Unsupervised Meta-Learning via Few-shot Pseudo-supervised Contrastive Learning
This work addresses the problem of unsupervised meta-learning for few-shot classification, offering a scalable solution that improves task construction, but it is incremental as it builds on self-supervised learning techniques.
The paper tackles the challenge of constructing diverse tasks for unsupervised meta-learning without labels by proposing PsCo, a framework that uses pseudo-supervised contrastive learning with a momentum network and queue, resulting in outperforming existing methods on few-shot classification benchmarks and demonstrating scalability to large-scale datasets.

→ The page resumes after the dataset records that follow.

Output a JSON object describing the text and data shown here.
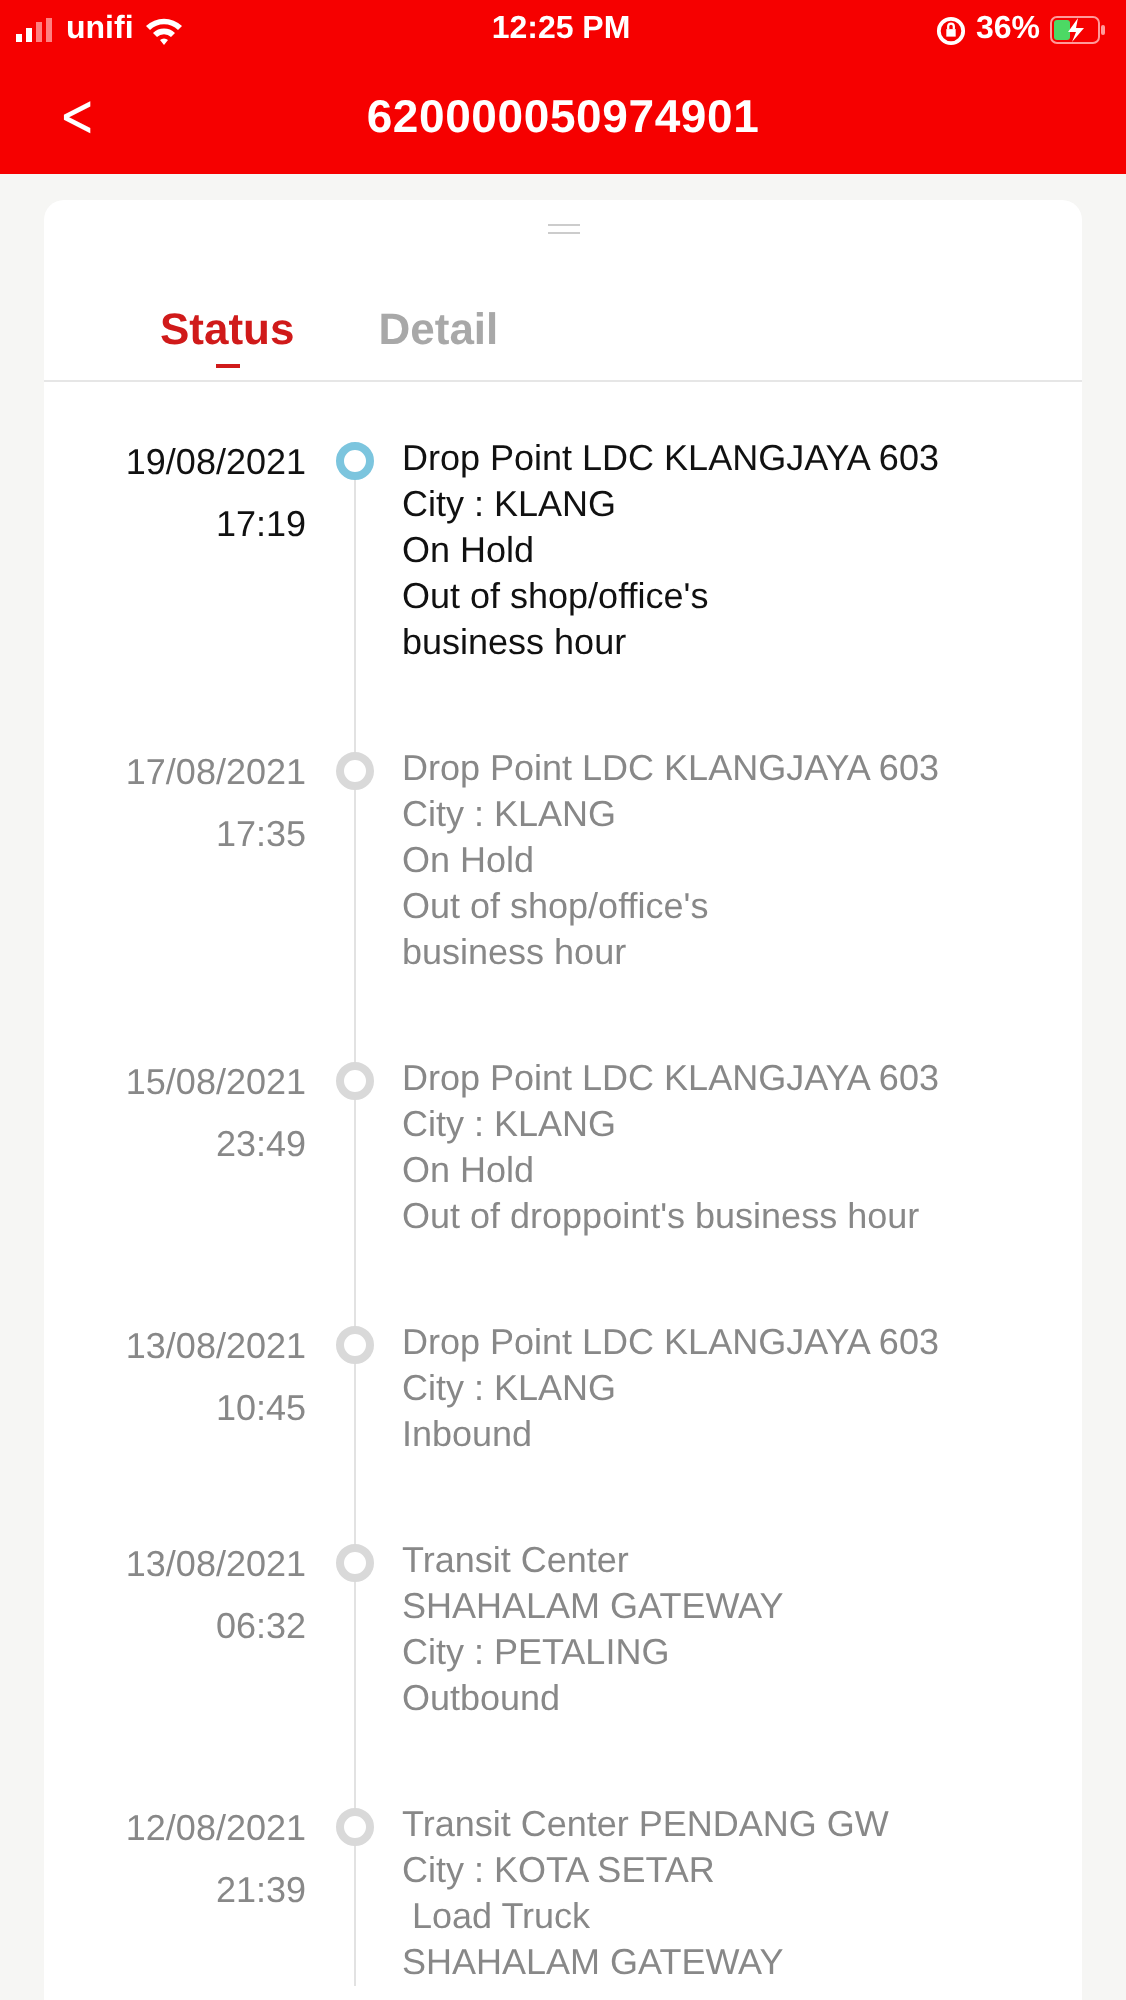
{
  "status_bar": {
    "carrier": "unifi",
    "time": "12:25 PM",
    "battery": "36%"
  },
  "header": {
    "back": "<",
    "title": "620000050974901"
  },
  "tabs": [
    {
      "label": "Status",
      "selected": true
    },
    {
      "label": "Detail",
      "selected": false
    }
  ],
  "events": [
    {
      "date": "19/08/2021",
      "time": "17:19",
      "current": true,
      "lines": [
        "Drop Point LDC KLANGJAYA 603",
        "City : KLANG",
        "On Hold",
        "Out of shop/office's",
        "business hour"
      ]
    },
    {
      "date": "17/08/2021",
      "time": "17:35",
      "current": false,
      "lines": [
        "Drop Point LDC KLANGJAYA 603",
        "City : KLANG",
        "On Hold",
        "Out of shop/office's",
        "business hour"
      ]
    },
    {
      "date": "15/08/2021",
      "time": "23:49",
      "current": false,
      "lines": [
        "Drop Point LDC KLANGJAYA 603",
        "City : KLANG",
        "On Hold",
        "Out of droppoint's business hour"
      ]
    },
    {
      "date": "13/08/2021",
      "time": "10:45",
      "current": false,
      "lines": [
        "Drop Point LDC KLANGJAYA 603",
        "City : KLANG",
        "Inbound"
      ]
    },
    {
      "date": "13/08/2021",
      "time": "06:32",
      "current": false,
      "lines": [
        "Transit Center",
        "SHAHALAM GATEWAY",
        "City : PETALING",
        "Outbound"
      ]
    },
    {
      "date": "12/08/2021",
      "time": "21:39",
      "current": false,
      "lines": [
        "Transit Center PENDANG GW",
        "City : KOTA SETAR",
        " Load Truck",
        "SHAHALAM GATEWAY"
      ]
    }
  ]
}
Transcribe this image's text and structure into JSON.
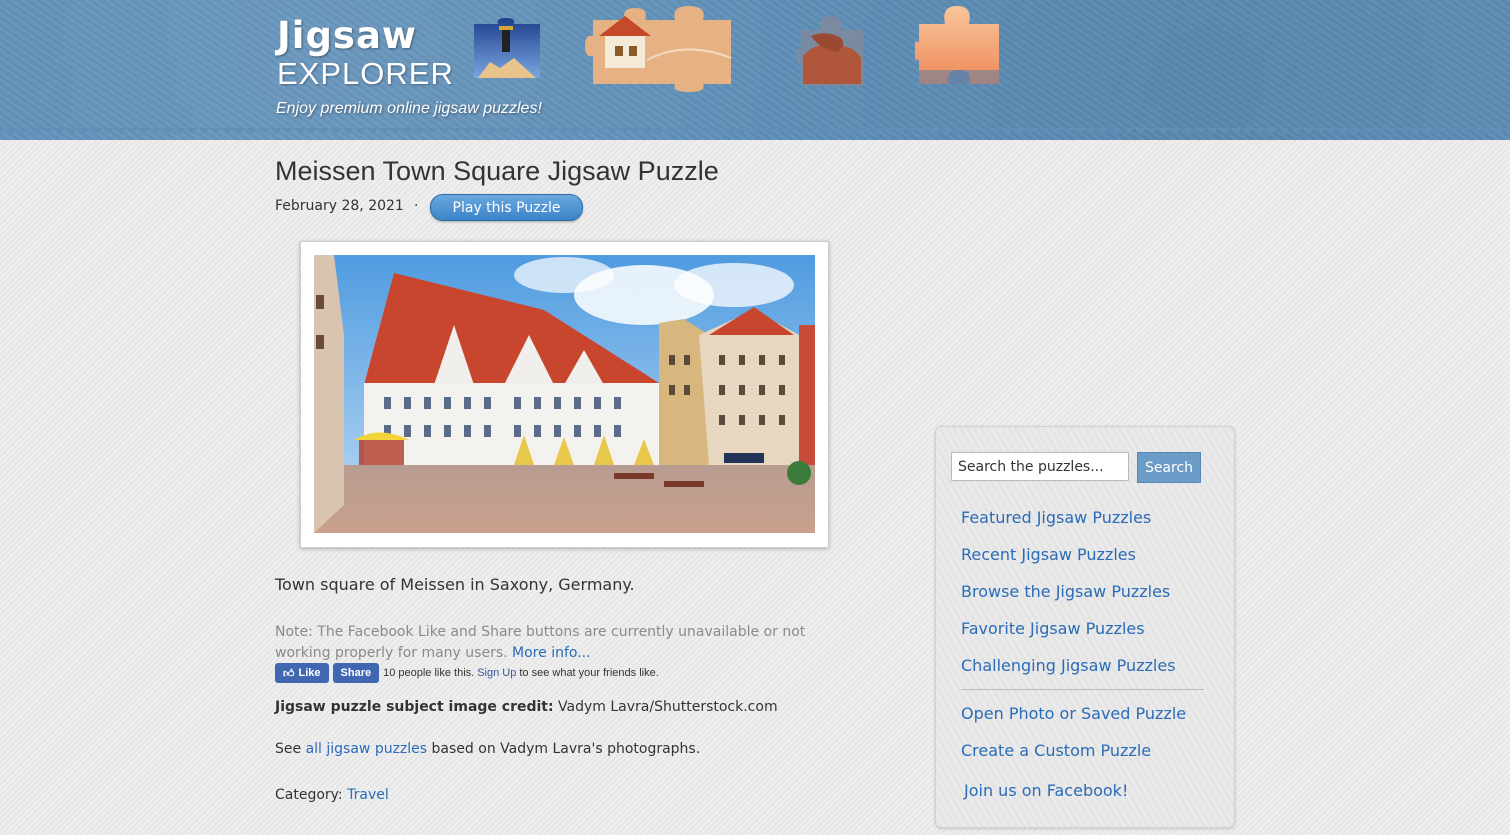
{
  "header": {
    "logo_title": "Jigsaw",
    "logo_sub": "EXPLORER",
    "tagline": "Enjoy premium online jigsaw puzzles!"
  },
  "main": {
    "title": "Meissen Town Square Jigsaw Puzzle",
    "date": "February 28, 2021",
    "separator": "·",
    "play_label": "Play this Puzzle",
    "description": "Town square of Meissen in Saxony, Germany.",
    "note_text": "Note: The Facebook Like and Share buttons are currently unavailable or not working properly for many users.",
    "note_link": "More info...",
    "fb": {
      "like_label": "Like",
      "share_label": "Share",
      "count_text": "10 people like this.",
      "signup_link": "Sign Up",
      "signup_suffix": "to see what your friends like."
    },
    "credit_label": "Jigsaw puzzle subject image credit:",
    "credit_value": "Vadym Lavra/Shutterstock.com",
    "see_prefix": "See",
    "see_link": "all jigsaw puzzles",
    "see_suffix": "based on Vadym Lavra's photographs.",
    "category_label": "Category:",
    "category_link": "Travel"
  },
  "sidebar": {
    "search_placeholder": "Search the puzzles...",
    "search_button": "Search",
    "links": [
      "Featured Jigsaw Puzzles",
      "Recent Jigsaw Puzzles",
      "Browse the Jigsaw Puzzles",
      "Favorite Jigsaw Puzzles",
      "Challenging Jigsaw Puzzles"
    ],
    "links2": [
      "Open Photo or Saved Puzzle",
      "Create a Custom Puzzle"
    ],
    "facebook_link": "Join us on Facebook!"
  },
  "colors": {
    "header_blue": "#5f8fb8",
    "link_blue": "#2a6cb8",
    "button_blue": "#3b84c8",
    "facebook_blue": "#4267b2"
  }
}
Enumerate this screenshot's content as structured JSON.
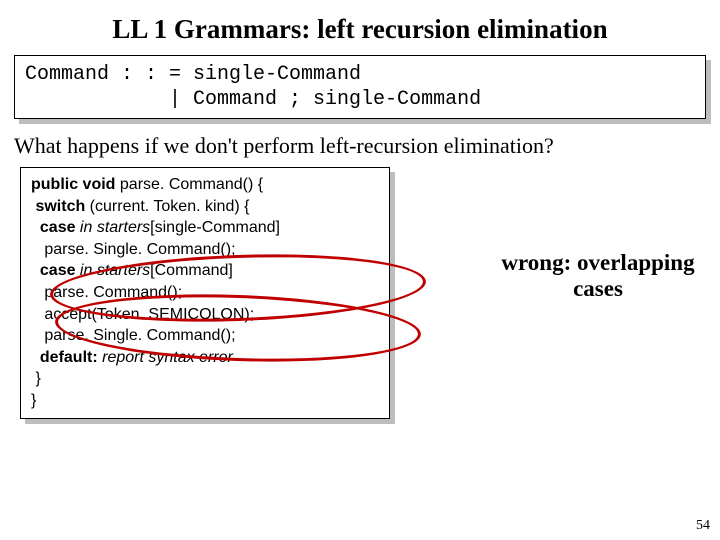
{
  "title": "LL 1 Grammars: left recursion elimination",
  "grammar": {
    "line1": "Command : : = single-Command",
    "line2": "            | Command ; single-Command"
  },
  "question": "What happens if we don't perform left-recursion elimination?",
  "code": {
    "l1a": "public void",
    "l1b": " parse. Command() {",
    "l2a": " switch",
    "l2b": " (current. Token. kind) {",
    "l3a": "  case",
    "l3b": " in starters",
    "l3c": "[single-Command]",
    "l4": "   parse. Single. Command();",
    "l5a": "  case",
    "l5b": " in starters",
    "l5c": "[Command]",
    "l6": "   parse. Command();",
    "l7": "   accept(Token. SEMICOLON);",
    "l8": "   parse. Single. Command();",
    "l9a": "  default:",
    "l9b": " report syntax error",
    "l10": " }",
    "l11": "}"
  },
  "annotation": {
    "line1": "wrong: overlapping",
    "line2": "cases"
  },
  "page_number": "54"
}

Unsupervised meta-learning aims to learn generalizable knowledge across a distribution of tasks constructed from unlabeled data. Here, the main challenge is how to construct diverse tasks for meta-learning without label information; recent works have proposed to create, e.g., pseudo-labeling via pretrained representations or creating synthetic samples via generative models. However, such a task construction strategy is fundamentally limited due to heavy reliance on the immutable pseudo-labels during meta-learning and the quality of the representations or the generated samples. To overcome the limitations, we propose a simple yet effective unsupervised meta-learning framework, coined Pseudo-supervised Contrast (PsCo), for few-shot classification. We are inspired by the recent self-supervised learning literature; PsCo utilizes a momentum network and a queue of previous batches to improve pseudo-labeling and construct diverse tasks in a progressive manner. Our extensive experiments demonstrate that PsCo outperforms existing unsupervised meta-learning methods under various in-domain and cross-domain few-shot classification benchmarks. We also validate that PsCo is easily scalable to a large-scale benchmark, while recent prior-art meta-schemes are not.